The taste reminds me of Grandma Georgía. She was really into sweet liqueurs. Then came my mother’s generation: they loved port. My generation just went for vodka. Then came other groups with shots of their own. Poor Lóa says she drinks beer only on those few occasions when she bares her beaver. That’s probably beer fat I see shimmering before me.
‘Right. And then there’s the Femara, isn’t that next?’
‘Oh, I don’t remember.’
‘Yes, two of those with a drop of water… that’s it, yes.’
‘Can I touch it?’
‘Touch what?’
‘Your arm. It looks so soft…’
‘Ha-ha. Yeah? Sure. It’s just way too chubby, ha-ha.’
Now I’m the dribbling witch groping Hansel and Gretel’s arms. Come now, Lóa, dear, and let this dried-up old fish of a woman feel your soft maiden flesh. With her last real tooth. Oh how soft and soft it is.
‘I’m sure it tastes really good,’ I say. The kind of thing I say.
‘I hope you’re not going to eat me!’
‘Just you wait and see.’
These are obviously the long-term side effects: the drugs seep into me like toxins into the soil. But poison must be fought with poison, the doctors say, to establish a lifelong ceasefire in the intestines. Apart from that, I’ve no interest in this toma de medicamentos. I do it only for Lóa’s sake. She enjoys poisoning me with this stuff, she does.

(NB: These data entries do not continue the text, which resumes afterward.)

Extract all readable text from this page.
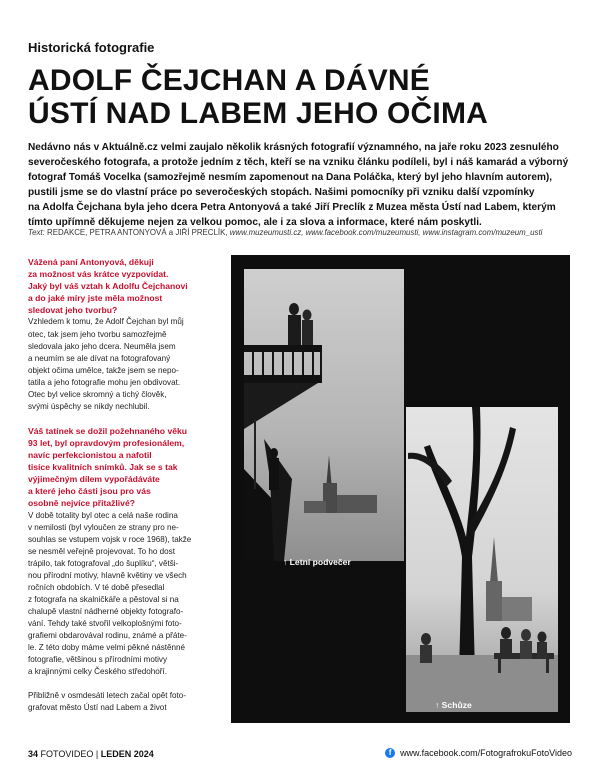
Historická fotografie
ADOLF ČEJCHAN A DÁVNÉ
ÚSTÍ NAD LABEM JEHO OČIMA
Nedávno nás v Aktuálně.cz velmi zaujalo několik krásných fotografií významného, na jaře roku 2023 zesnulého
severočeského fotografa, a protože jedním z těch, kteří se na vzniku článku podíleli, byl i náš kamarád a výborný
fotograf Tomáš Vocelka (samozřejmě nesmím zapomenout na Dana Poláčka, který byl jeho hlavním autorem),
pustili jsme se do vlastní práce po severočeských stopách. Našimi pomocníky při vzniku další vzpomínky
na Adolfa Čejchana byla jeho dcera Petra Antonyová a také Jiří Preclík z Muzea města Ústí nad Labem, kterým
tímto upřímně děkujeme nejen za velkou pomoc, ale i za slova a informace, které nám poskytli.
Text: REDAKCE, PETRA ANTONYOVÁ a JIŘÍ PRECLÍK, www.muzeumusti.cz, www.facebook.com/muzeumusti, www.instagram.com/muzeum_usti
Vážená paní Antonyová, děkuji
za možnost vás krátce vyzpovídat.
Jaký byl váš vztah k Adolfu Čejchanovi
a do jaké míry jste měla možnost
sledovat jeho tvorbu?
Vzhledem k tomu, že Adolf Čejchan byl můj
otec, tak jsem jeho tvorbu samozřejmě
sledovala jako jeho dcera. Neuměla jsem
a neumím se ale dívat na fotografovaný
objekt očima umělce, takže jsem se nepo-
tatila a jeho fotografie mohu jen obdivovat.
Otec byl velice skromný a tichý člověk,
svými úspěchy se nikdy nechlubil.
Váš tatínek se dožil požehnaného věku
93 let, byl opravdovým profesionálem,
navíc perfekcionistou a nafotil
tisíce kvalitních snímků. Jak se s tak
výjimečným dílem vypořádáváte
a které jeho části jsou pro vás
osobně nejvíce přitažlivé?
V době totality byl otec a celá naše rodina
v nemilosti (byl vyloučen ze strany pro ne-
souhlas se vstupem vojsk v roce 1968), takže
se nesměl veřejně projevovat. To ho dost
trápilo, tak fotografoval „do šuplíku“, větši-
nou přírodní motivy, hlavně květiny ve všech
ročních obdobích. V té době přesedlal
z fotografa na skalničkáře a pěstoval si na
chalupě vlastní nádherné objekty fotografo-
vání. Tehdy také stvořil velkoplošnými foto-
grafiemi obdarovával rodinu, známé a přáte-
le. Z této doby máme velmi pěkné nástěnné
fotografie, většinou s přírodními motivy
a krajinnými celky Českého středohoří.
Přibližně v osmdesáti letech začal opět foto-
grafovat město Ústí nad Labem a život
↑ Letní podvečer
↑ Schůze
34 FOTOVIDEO | LEDEN 2024	f www.facebook.com/FotografrokuFotoVideo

It was in 1991 that I got the diagnosis that I wouldn’t survive the spring. I’d been gasping with emphysema for seven years and fuelling it unremittingly with nicotine, which almost triggered a full-scale demonstration in the health care system. But then the cancer suddenly decided to invade the hollow of my chest like a German army. ‘It’s blitz cancer,’ I explained to the doctors as soon as they admitted me.